# Help with Evic AIO and Ultimo tank



## SparMan (8/1/17)

Hi there!

I recently purchased the joyetech evic AIO, and after a short while ended up buying a joyetech ultimo tank because it was performing very poorly, even after trying two or three of the coils it came with. Although its been a lot better than before, after two or three days I still feel that I may be doing something wrong, as the flavour barely comes through, and there's often a burnt taste along with it. I'm using the MG clapton coil it comes with, and running it a 40W (any higher and it always burns) in the mode with the clock and power setting.

Not sure if something's wrong in the settings of the device, or what, and I was hoping someone could help me.

Kyle


----------



## Schnappie (8/1/17)

Hi there

I have found the ultimo suffers badly from an airlock problem, with both the ceramic and the clapton coils.
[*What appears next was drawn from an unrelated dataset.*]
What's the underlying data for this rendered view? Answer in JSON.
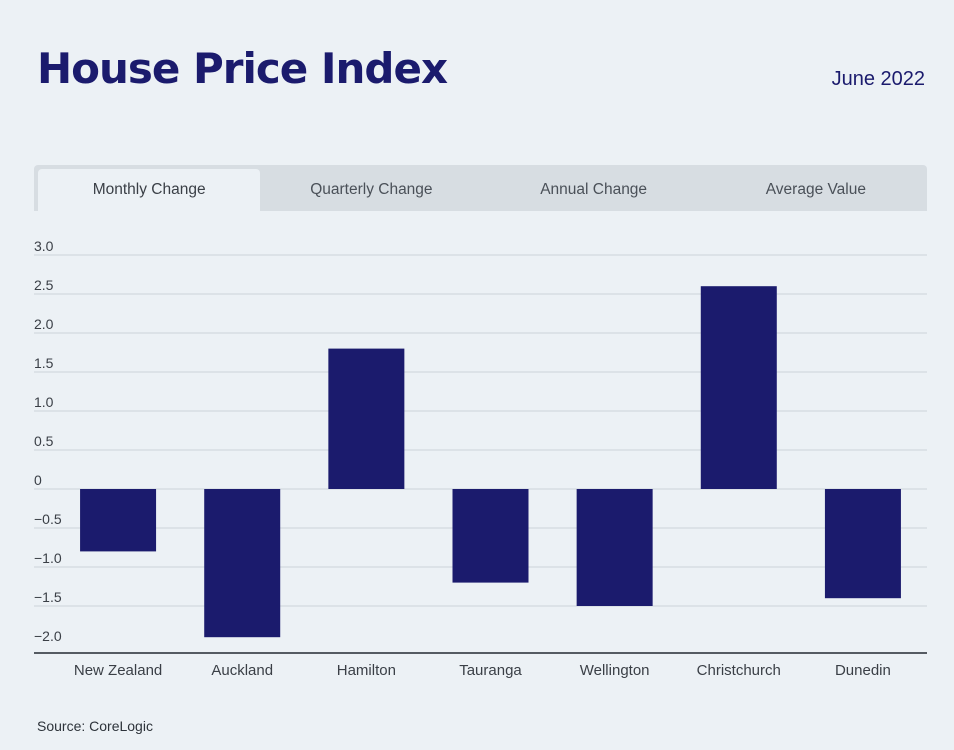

What you can do is just twist the topcap of the tank till u see bubbles come out and then vape like that. It is a pain in the bum because then the tank leaks a bit. One thing you can also try, which I didnt yet is by only priming the coil in the wicking holes, not down the middle of the coil, fill up your tank and let it soak for 10 min or so. Then work your way up from 20watts till you find your sweet spot. As soon as you taste the flavour fading open the topcap a little to see if bubbles appear from the coil juice holes

Reactions: Like 1 | Useful 1


----------



## SparMan (9/1/17)

Hi Schnappie, thanks for your reply.

I tried this, and it's improved somewhat in terms of the burning but the level of flavour I was hoping for is still not there, the leaking is a bit much and now it bubbles and spits a fair amount. Quite a nuisance that one would have to do something like that to get what is expected out of a product.

Anyway, thanks again for your help.


----------



## Jos (10/1/17)

Check that all the o-rings are still in tact and not torn - if it doesn't seal properly there would be no vacuum and thus no juice fed into the coil.

Also check that the coil is screwed in properly - the o-ring on the coil is rather thick and it requires a bit of effort to ensure that it is screwed all the way down.

I have been using the Ultimo with both the Claptons and Ceramic coils and have not had any airlock issues.


----------